I'd just like to point out that the construction of this article is an exact ascension into the meta of the construction of the problem within it (except that nobody is paying you the utility you spend on finding the highest-high metastrategy back). This is suggestive of the fact that you need a generalized solution to the strategy-picking problem that picks itself. (If it didn't pick itself, it wouldn't be fully general, or it would be making worse choices than some other strategy, inwhichcase it's insufficiently maximal.) A defined (but not necessarily finite) set of strategies which pick among themselves would also be satisfactory, provided that any one of that set of strategies converges in finite time to the maximal among that set of strategies.
Which if you think about it, is exactly the problem to be solved to produce self-modifying FAI; finding the set of strategy-selecting strategies which select strategies only within their own set, and for which each member of that set converges on the best strategy within that set. (Although FAI doesn't necessarily have to do it in finite time.)
In an earlier post, I talked about how we could deal with variants of the Heaven and Hell problem - situations where you have an infinite number of options, and none of them is a maximum. The solution for a (deterministic) agent was to try and implement the strategy that would reach the highest possible number, without risking falling into an infinite loop.
Wei Dai pointed out that in the cases where the options are unbounded in utility (ie you can get arbitrarily high utility), then there are probabilistic strategies that give you infinite expected utility. I suggested you could still do better than this. This started a conversation about choosing between strategies with infinite expectation (would you prefer a strategy with infinite expectation, or the same plus an extra dollar?), which went off into some interesting directions as to what needed to be done when the strategies can't sensibly be compared with each other...
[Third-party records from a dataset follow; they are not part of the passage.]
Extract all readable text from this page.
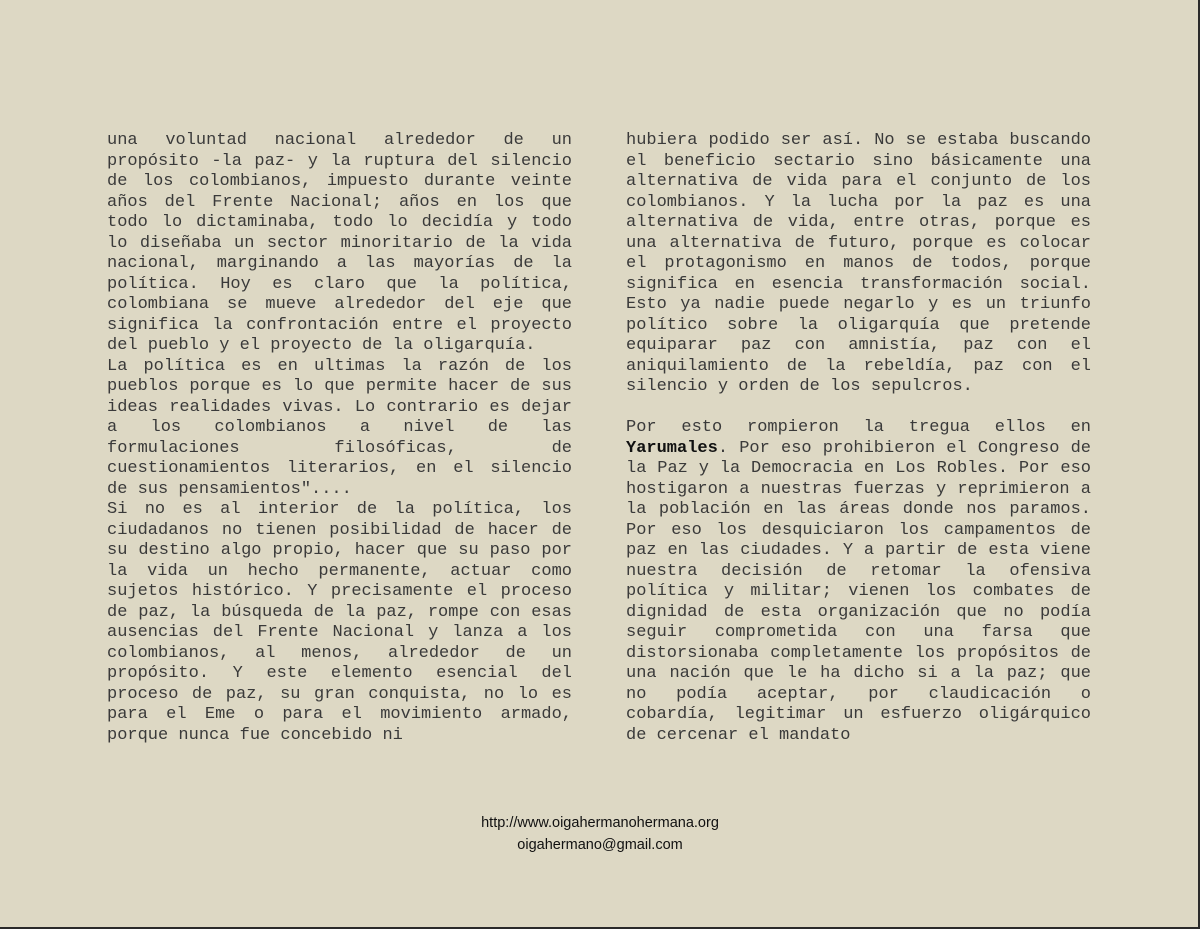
una voluntad nacional alrededor de un propósito -la paz- y la ruptura del silencio de los colombianos, impuesto durante veinte años del Frente Nacional; años en los que todo lo dictaminaba, todo lo decidía y todo lo diseñaba un sector minoritario de la vida nacional, marginando a las mayorías de la política. Hoy es claro que la política, colombiana se mueve alrededor del eje que significa la confrontación entre el proyecto del pueblo y el proyecto de la oligarquía.

La política es en ultimas la razón de los pueblos porque es lo que permite hacer de sus ideas realidades vivas. Lo contrario es dejar a los colombianos a nivel de las formulaciones filosóficas, de cuestionamientos literarios, en el silencio de sus pensamientos"....

Si no es al interior de la política, los ciudadanos no tienen posibilidad de hacer de su destino algo propio, hacer que su paso por la vida un hecho permanente, actuar como sujetos histórico. Y precisamente el proceso de paz, la búsqueda de la paz, rompe con esas ausencias del Frente Nacional y lanza a los colombianos, al menos, alrededor de un propósito. Y este elemento esencial del proceso de paz, su gran conquista, no lo es para el Eme o para el movimiento armado, porque nunca fue concebido ni

hubiera podido ser así. No se estaba buscando el beneficio sectario sino básicamente una alternativa de vida para el conjunto de los colombianos. Y la lucha por la paz es una alternativa de vida, entre otras, porque es una alternativa de futuro, porque es colocar el protagonismo en manos de todos, porque significa en esencia transformación social. Esto ya nadie puede negarlo y es un triunfo político sobre la oligarquía que pretende equiparar paz con amnistía, paz con el aniquilamiento de la rebeldía, paz con el silencio y orden de los sepulcros.

Por esto rompieron la tregua ellos en Yarumales. Por eso prohibieron el Congreso de la Paz y la Democracia en Los Robles. Por eso hostigaron a nuestras fuerzas y reprimieron a la población en las áreas donde nos paramos. Por eso los desquiciaron los campamentos de paz en las ciudades. Y a partir de esta viene nuestra decisión de retomar la ofensiva política y militar; vienen los combates de dignidad de esta organización que no podía seguir comprometida con una farsa que distorsionaba completamente los propósitos de una nación que le ha dicho si a la paz; que no podía aceptar, por claudicación o cobardía, legitimar un esfuerzo oligárquico de cercenar el mandato

http://www.oigahermanohermana.org
oigahermano@gmail.com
Interesting though that may be, it's also helpful to have simple cases where you don't need all these subtleties. So here is one:
Omega approaches you and Mrs X, asking you each to name an integer to him, privately. The person who names the highest integer gets 1 utility; the other gets nothing. In practical terms, Omega will reimburse you all utility lost during the decision process (so you can take as long as you want to decide). The first person to name a number gets 1 utility immediately; they may then lose that 1 depending on the eventual response of the other. Hence if one person responds and the other doesn't, they get the 1 utility and keep it. What should you do?
In this case, a strategy that gives you a number with infinite expectation isn't enough - you have to beat Mrs X, but you also have to eventually say something. Hence there is a duel of (likely probabilistic) strategies, implemented by bounded agents, with no maximum strategy, and each agent trying to compute the maximal strategy they can construct without falling into a loop.